Parmi les causes déterminantes de cette ascension féerique, qu'il nous soit permis de mentionner d'abord le romantisme, qui, sans créer le goût des paysages, a cependant puissamment contribué à faire aimer les charmes de la nature par une société encore toute pénétrée des abstractions classiques.
C'est l'exode vers l'Italie qui fait découvrir certaines parties de la Provence à quelques gloires des lettres françaises et avant elle, il faut bien le dire, à quelques écrivains anglais tels que Smollett qui, dès 1763, découvrait le comté de Nice et en donnait la première description pittoresque.
Les relations de voyage, avec Millin et tant d'autres, se multiplient au début du XIXe siècle. Le mouvement est donné : rien ne l'arrêtera plus, et il faut mettre ici en évidence, après l'action sentimentale du romantisme, l'action décisive qu'a exercée, dans le domaine matériel, le développement des moyens de transport : au fur et à mesure que les déplacements devenais plus faciles, le rivage méditerranéen voyait affluer les visiteurs, et c'est proprement vers le milieu du XIXe siècle, lorsque la voie ferré atteint Toulon, puis Cannes, puis Nice, que l'âge d'or s'ouvre pour les stations du Sud-Est. Par la suite, il n'est pas un progrès de circulation automobile qui ne soit traduit par un nouvel afflux vers ce coin fortuné de la Belle France.
Aujourd'hui, la voie ferrée déverse sur la côte de Provence un véritable fleuve humain. La route voit passer des cortèges de voitures privées et de cars, partis des points les plus éloignés de France et d'Europe ; les scooters s'insèrent dans la fil ; les voies de l'air fournissent un appoint important.
C'est ainsi que nous sommes entrés dans une des phrases les plus intéressantes de l'évolution exceptionnelle de cette région.
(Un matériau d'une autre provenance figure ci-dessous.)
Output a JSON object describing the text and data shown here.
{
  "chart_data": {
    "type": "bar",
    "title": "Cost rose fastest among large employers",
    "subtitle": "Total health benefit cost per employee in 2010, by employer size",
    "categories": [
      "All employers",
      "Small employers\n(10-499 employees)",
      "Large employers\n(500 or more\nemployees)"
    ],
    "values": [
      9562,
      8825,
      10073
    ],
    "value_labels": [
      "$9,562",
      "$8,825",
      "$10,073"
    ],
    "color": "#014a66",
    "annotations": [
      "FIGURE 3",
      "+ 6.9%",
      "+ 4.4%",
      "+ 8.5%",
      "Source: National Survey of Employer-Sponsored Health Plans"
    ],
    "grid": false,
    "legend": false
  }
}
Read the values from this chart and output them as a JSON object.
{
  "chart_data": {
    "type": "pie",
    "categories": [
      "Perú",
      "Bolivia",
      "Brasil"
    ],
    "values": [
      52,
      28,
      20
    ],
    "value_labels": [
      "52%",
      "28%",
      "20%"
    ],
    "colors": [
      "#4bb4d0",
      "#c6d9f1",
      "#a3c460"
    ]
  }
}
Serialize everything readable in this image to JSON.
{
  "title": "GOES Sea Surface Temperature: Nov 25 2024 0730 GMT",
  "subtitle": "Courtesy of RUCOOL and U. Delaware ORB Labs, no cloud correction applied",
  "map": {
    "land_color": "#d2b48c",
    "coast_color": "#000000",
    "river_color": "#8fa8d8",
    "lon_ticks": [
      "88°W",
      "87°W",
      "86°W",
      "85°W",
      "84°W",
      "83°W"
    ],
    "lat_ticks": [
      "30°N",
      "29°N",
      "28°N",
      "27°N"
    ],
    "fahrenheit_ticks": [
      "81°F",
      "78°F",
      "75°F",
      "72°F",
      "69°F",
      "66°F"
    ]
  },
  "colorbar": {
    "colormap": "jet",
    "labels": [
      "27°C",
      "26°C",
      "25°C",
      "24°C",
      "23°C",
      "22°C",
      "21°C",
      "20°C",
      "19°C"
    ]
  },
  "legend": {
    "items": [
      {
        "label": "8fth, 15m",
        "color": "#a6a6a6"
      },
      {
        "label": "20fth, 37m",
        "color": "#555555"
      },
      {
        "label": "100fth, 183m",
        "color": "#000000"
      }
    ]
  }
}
La qualité, l'origine des visiteurs ont subi de profonds changements : on a vu disparaître certaines colonies, telle la russe, complètement absente depuis la première guerre mondiale. La colonie américaine, en revanche, tient la première place. Les Anglais, qui ont joué un rôle, primordial dans l'essor de Cannes, ont vite retrouvé le chemin de leur station favorite dès que les contraintes financières qui entravaient leurs déplacements ont été allégées.
Durant la saison d'hiver 1953-1954, sur 51 000 touristes reçus à Cannes, il y avait 39 000 Français ,3 400 Anglais, 4 500 Américains, 2 090 Suisses, 2 170 Belges.
Tous cela, on le devine, a entraîné de nettes transformations dans l'économie du pays : des hôtels ont dû fermer, faute d'étrangers en nombre suffisant ; des palaces ont été convertis en appartements particuliers, sans que cela empêche l'édification en copropriété d'immeubles neufs et la construction de belles villas ; des cités de bungalows ont été créées en peu de temps en des points où la pinède était reine ; le Touring Club de France a édifié des Villages de Vacances ; par les soins apportés à l'organisation des Villages de toile, dans les environs d'Hyères, de Cavalière, aux portes de Saint-Raphaël, à la Napoule, dans l'ancien terrain de golf, non loin de la Siagne, à Juan-les-Pins... la Côte d'Azur est devenue, l'été, le paradis des campeurs.
A tous, elle dispense ses joies innombrables.